In questo scontro tra modelli di partito diversi, la sconfitta alle legislative è stata una mattanza a livello locale. Nel sud molte circoscrizioni considerate come già acquisite sono state perse e la responsabilità è stata attribuita a Philippot e alla sua linea sull’Europa. Come ha detto Jérôme Rivière, ex-Ump, candidato frontista nel Var:
L’uscita dall’euro è stato una terribile palla al piede. Un tema tecnico, e incomprensibile. Proprio quando i nostri elettori si aspettavano delle risposte sull’immigrazione, l’islamizzazione della società francese, la sicurezza e l’occupazione.
Il tema “Europa” ha generato ansia tra gli elettori, respingendo possibili sostenitori del Fn nel campo della destra repubblicana. O almeno questo è quello che sostengono gli epigoni di Marion Maréchal-Le Pen.
La guerra a livello locale sta raggiungendo livelli intensi di divisione. E non sono mancate le epurazioni, soprattutto dei sostenitori di Philippot. Inizialmente per mettere pressione al vice di Marine e oggi per liberarsi di un gruppo che infastidisce la vecchia guardia frontista e gli identitari di Marion.
Nell’est del paese, prima delle dimissioni di Philippot dal partito, Sophie Montel, vicinissima a Philippot e presidente del gruppo Fn nella regione Borgogna-Franca Contea, è stata rimossa dall’incarico su decisione di Marine Le Pen. Qualche settimana prima Montel era diventata la vice-presidente dell’associazione di Philippot, Les Patriotes.
Al contrario, altri hanno deciso di dimettersi per dare un segnale a Marine Le Pen. Come il sindaco di Cogolin, Marc-Etienne Lansade, una delle città conquistate dal Fn negli ultimi anni. Lansade ha lasciato il Fn in polemica con Marine Le Pen e in solidarietà con Marion Maréchal-Le Pen, oggetto di attacchi mediatici. Secondo Lansade
il programma del Front National sull’economia e sul sociale è troppo a sinistra, quasi delirante […] il partito è una macchina che raccoglie solo sconfitte.

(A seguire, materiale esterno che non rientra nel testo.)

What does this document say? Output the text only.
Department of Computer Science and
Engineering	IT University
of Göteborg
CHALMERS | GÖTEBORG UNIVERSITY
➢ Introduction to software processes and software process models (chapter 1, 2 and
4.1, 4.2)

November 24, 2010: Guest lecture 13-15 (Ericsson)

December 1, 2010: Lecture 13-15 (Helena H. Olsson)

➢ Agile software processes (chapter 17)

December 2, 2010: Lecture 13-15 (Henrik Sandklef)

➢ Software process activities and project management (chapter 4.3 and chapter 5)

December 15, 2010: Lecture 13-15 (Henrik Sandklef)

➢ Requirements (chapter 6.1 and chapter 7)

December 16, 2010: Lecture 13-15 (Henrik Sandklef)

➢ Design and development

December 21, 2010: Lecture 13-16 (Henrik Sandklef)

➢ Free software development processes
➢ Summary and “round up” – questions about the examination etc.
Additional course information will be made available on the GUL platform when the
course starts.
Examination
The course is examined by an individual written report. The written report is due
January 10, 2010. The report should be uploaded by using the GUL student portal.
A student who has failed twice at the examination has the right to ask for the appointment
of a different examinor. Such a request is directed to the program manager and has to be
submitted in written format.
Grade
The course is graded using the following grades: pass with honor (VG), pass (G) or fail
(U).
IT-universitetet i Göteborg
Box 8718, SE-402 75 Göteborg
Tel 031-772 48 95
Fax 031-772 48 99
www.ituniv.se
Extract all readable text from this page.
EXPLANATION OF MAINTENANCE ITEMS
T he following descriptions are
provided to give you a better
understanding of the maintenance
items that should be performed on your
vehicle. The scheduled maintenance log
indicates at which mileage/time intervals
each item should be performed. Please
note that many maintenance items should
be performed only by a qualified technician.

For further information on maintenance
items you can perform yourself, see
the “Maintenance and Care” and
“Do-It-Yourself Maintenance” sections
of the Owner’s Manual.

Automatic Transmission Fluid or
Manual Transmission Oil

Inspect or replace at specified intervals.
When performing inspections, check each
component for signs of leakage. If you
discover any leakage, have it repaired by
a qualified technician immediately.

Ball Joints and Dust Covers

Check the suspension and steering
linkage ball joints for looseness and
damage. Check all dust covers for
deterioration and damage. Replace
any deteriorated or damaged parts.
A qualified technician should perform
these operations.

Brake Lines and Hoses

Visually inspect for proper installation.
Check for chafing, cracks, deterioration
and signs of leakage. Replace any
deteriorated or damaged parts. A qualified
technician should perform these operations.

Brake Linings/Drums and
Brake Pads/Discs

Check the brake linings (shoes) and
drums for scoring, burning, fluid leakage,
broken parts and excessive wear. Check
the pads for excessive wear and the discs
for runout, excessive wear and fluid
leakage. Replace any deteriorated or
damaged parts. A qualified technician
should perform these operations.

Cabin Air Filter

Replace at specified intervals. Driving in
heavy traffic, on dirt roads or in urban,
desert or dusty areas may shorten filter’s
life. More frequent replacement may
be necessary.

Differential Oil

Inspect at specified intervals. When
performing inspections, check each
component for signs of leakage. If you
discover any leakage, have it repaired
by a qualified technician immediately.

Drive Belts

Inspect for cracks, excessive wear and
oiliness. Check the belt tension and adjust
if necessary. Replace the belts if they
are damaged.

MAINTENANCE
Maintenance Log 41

Dietro quest’uscita c’è lo spettro di Marion. La sua rinuncia alla candidatura alle legislative ha lasciato il Fn in una situazione delicata. Con qualche impatto sugli iscritti meridionali del partito. E forse è ciò che la nipote di Marine voleva. Creare il clima adatto, riorganizzarsi, attendere che la zia sbagli qualcosa nella gestione del difficile equilibrio interno. E poi ritornare. Perché Marion Maréchal Le Pen non ha rinunciato alla vita politica. E a differenza di Philippot, può contare su proprie “divisioni”. Il sud l’appoggerebbe e il nonno, Jean-Marie Le Pen, qualche influenza la esercita ancora nel partito.

Marion Maréchal-Le Pen alla Manif pour Tous (2014)
Mentre l’ala sinistra del partito sembra per ora essere uscita di scena, Marine al momento è in salvo. Anche se gli avversari di Philippot non dimenticheranno che la “linea Philippot” è stata la “linea Marine Le Pen” in tutti questi anni.
E molti immaginano già lo scontro futuro tra zia e nipote. Un partito che sostituirà al conflitto tra padre e figlia quello tra zia e nipote. Un partito che adora le faide familiari.
Il prossimo sarà certamente un congresso di cambiamento.